The Celtics don’t draft until the 18th spot in the first round, but Ainge thinks they can pick someone who will help as a rookie.

Three rookies from last season’s draft – Al Jefferson, Delonte West and Tony Allen – already have helped. But their inexperience, plus the emotional outbursts of veterans Paul Pierce and Antoine Walker at key moments, contributed to Boston’s elimination by Indiana in the first round of the playoffs.

The Celtics lost Game 7 at home 97-70, being outscored 22-9 in the third quarter after trailing 43-41 early in the period. But that collapse didn’t reveal much that Ainge didn’t already know about the team. So it won’t change his approach to the draft.

“The Indiana series was indicative of our season, so it’s not like when the season ended, as painful as that loss was in Game 7, that all of a sudden I changed my view on every player and our circumstance,” he said. “I feel like our team was very up-and-down, very erratic – spectacular some nights and very emotional and not very smart on other nights. I still feel that way.”

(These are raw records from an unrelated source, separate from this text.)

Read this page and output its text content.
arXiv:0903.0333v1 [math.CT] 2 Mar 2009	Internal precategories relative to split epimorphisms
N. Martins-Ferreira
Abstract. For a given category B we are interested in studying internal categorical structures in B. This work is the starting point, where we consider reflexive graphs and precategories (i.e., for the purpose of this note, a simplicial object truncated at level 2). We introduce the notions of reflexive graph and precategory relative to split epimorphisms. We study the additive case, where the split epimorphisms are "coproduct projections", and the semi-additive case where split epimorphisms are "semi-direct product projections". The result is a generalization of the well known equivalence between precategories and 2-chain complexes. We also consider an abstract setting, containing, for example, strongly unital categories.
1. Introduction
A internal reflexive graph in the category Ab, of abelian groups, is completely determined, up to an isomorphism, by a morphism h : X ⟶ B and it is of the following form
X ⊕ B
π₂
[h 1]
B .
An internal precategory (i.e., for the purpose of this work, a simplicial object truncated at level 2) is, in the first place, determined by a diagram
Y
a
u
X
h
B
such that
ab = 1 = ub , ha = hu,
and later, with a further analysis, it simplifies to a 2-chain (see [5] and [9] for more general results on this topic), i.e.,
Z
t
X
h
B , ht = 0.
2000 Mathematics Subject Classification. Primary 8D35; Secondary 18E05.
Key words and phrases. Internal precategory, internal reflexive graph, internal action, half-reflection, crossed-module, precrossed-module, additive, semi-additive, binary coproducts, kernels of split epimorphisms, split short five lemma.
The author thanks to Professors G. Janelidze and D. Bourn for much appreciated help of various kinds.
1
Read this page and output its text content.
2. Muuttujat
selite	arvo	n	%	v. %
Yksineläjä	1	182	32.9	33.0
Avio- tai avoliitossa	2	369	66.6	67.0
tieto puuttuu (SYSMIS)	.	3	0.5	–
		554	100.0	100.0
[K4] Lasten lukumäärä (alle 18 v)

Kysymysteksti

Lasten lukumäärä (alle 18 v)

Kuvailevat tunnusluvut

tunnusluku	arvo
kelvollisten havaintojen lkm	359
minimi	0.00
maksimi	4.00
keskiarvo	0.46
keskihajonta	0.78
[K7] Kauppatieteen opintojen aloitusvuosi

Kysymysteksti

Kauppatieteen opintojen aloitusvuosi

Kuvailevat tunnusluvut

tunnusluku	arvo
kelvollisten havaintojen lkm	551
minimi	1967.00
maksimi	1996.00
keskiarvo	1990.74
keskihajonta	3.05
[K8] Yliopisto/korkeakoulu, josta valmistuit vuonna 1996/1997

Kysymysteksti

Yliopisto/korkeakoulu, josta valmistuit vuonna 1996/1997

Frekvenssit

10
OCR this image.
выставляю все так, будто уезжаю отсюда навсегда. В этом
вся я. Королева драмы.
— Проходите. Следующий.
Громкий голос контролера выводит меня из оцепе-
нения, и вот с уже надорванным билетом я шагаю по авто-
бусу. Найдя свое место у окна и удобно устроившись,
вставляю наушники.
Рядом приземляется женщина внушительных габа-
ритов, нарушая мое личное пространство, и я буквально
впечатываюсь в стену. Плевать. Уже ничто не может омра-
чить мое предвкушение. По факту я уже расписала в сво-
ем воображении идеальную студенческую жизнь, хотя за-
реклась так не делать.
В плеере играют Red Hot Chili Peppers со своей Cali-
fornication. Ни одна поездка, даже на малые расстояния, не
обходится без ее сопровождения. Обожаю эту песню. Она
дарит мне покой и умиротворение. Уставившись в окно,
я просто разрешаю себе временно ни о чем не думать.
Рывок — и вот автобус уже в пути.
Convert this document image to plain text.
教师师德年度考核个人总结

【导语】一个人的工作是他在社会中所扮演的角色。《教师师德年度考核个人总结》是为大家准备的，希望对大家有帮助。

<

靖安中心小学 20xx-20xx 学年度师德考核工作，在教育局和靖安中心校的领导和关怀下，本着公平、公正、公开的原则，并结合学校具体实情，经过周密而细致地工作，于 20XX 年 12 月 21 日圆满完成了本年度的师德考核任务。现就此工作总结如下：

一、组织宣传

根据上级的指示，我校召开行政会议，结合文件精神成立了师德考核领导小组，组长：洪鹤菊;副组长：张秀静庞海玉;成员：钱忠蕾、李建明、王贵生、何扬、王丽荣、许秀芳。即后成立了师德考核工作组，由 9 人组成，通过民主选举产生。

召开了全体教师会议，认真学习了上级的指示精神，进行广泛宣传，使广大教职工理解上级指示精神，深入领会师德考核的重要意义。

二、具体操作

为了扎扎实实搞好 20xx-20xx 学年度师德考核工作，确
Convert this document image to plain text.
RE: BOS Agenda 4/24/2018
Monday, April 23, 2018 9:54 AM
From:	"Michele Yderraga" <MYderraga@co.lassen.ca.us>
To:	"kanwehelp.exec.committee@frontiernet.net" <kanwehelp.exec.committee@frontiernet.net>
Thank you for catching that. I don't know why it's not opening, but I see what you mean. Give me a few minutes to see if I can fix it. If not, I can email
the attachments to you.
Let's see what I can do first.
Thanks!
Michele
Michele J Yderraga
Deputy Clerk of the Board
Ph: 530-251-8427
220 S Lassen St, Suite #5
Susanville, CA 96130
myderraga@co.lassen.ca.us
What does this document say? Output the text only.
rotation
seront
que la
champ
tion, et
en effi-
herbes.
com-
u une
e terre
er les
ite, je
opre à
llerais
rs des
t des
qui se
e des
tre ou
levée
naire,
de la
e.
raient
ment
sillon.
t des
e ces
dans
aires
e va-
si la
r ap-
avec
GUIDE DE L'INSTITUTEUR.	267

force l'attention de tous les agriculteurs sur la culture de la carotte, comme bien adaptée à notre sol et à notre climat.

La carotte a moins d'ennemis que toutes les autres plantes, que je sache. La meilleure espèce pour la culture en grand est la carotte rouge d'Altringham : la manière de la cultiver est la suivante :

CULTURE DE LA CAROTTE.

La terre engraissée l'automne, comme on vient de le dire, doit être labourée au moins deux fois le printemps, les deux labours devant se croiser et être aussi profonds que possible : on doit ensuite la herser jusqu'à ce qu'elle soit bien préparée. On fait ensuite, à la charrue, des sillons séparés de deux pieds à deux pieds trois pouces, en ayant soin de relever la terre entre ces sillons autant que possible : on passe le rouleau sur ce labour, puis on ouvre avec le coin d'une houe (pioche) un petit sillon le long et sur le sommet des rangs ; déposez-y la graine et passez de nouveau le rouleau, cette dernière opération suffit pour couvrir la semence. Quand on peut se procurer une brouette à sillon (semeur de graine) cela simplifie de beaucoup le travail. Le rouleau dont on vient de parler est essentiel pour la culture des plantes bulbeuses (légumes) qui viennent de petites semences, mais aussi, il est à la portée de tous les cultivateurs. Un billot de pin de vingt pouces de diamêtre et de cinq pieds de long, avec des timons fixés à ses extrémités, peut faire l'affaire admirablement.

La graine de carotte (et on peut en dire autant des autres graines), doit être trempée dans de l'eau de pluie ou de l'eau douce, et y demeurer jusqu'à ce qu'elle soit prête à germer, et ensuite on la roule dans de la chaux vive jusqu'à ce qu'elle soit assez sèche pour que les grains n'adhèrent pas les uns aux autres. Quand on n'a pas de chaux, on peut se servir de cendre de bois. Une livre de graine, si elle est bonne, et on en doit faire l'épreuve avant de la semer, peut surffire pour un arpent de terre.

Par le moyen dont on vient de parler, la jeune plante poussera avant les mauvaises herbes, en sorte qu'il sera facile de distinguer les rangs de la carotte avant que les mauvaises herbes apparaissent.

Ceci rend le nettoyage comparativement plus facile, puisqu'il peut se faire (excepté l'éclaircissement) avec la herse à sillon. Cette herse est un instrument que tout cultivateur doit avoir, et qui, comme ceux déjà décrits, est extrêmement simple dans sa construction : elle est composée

The Celtics also have two second-round picks, the 50th and 53rd, in the 60-pick draft.

Ainge said the top four players in the draft, in no special order, are Utah center Andrew Bogut, North Carolina forward Marvin Williams and guards Chris Paul of Wake Forest and Deron Williams of Illinois. He said he initiated exploratory contacts with the teams that hold the first four picks – Milwaukee, Atlanta, Portland and New Orleans – but the Celtics probably won’t make a trade to move up that high.

Ainge will be handling his third draft with the Celtics and learned something from the first two – don’t draft players to fill needs on the current team.

“You really can’t pay attention to (a player’s) position,” he said. “You “(can’t) give too much credence to your current roster. I think maybe some exceptions to that are teams that are vying for a championship” and drafting late in the first round.

Ainge said it’s likelier that he will draft a college player than a high schooler like Jefferson, whom he took with the 15th pick last year. And the draft is so deep that he might not lose much by trading the 18th choice for one later in the draft plus a future pick.

“I think the draft is deep enough that there’s not a great deal of separation from the middle to the latter part of the draft,” he said. “There’s going to be some good players not drafted.”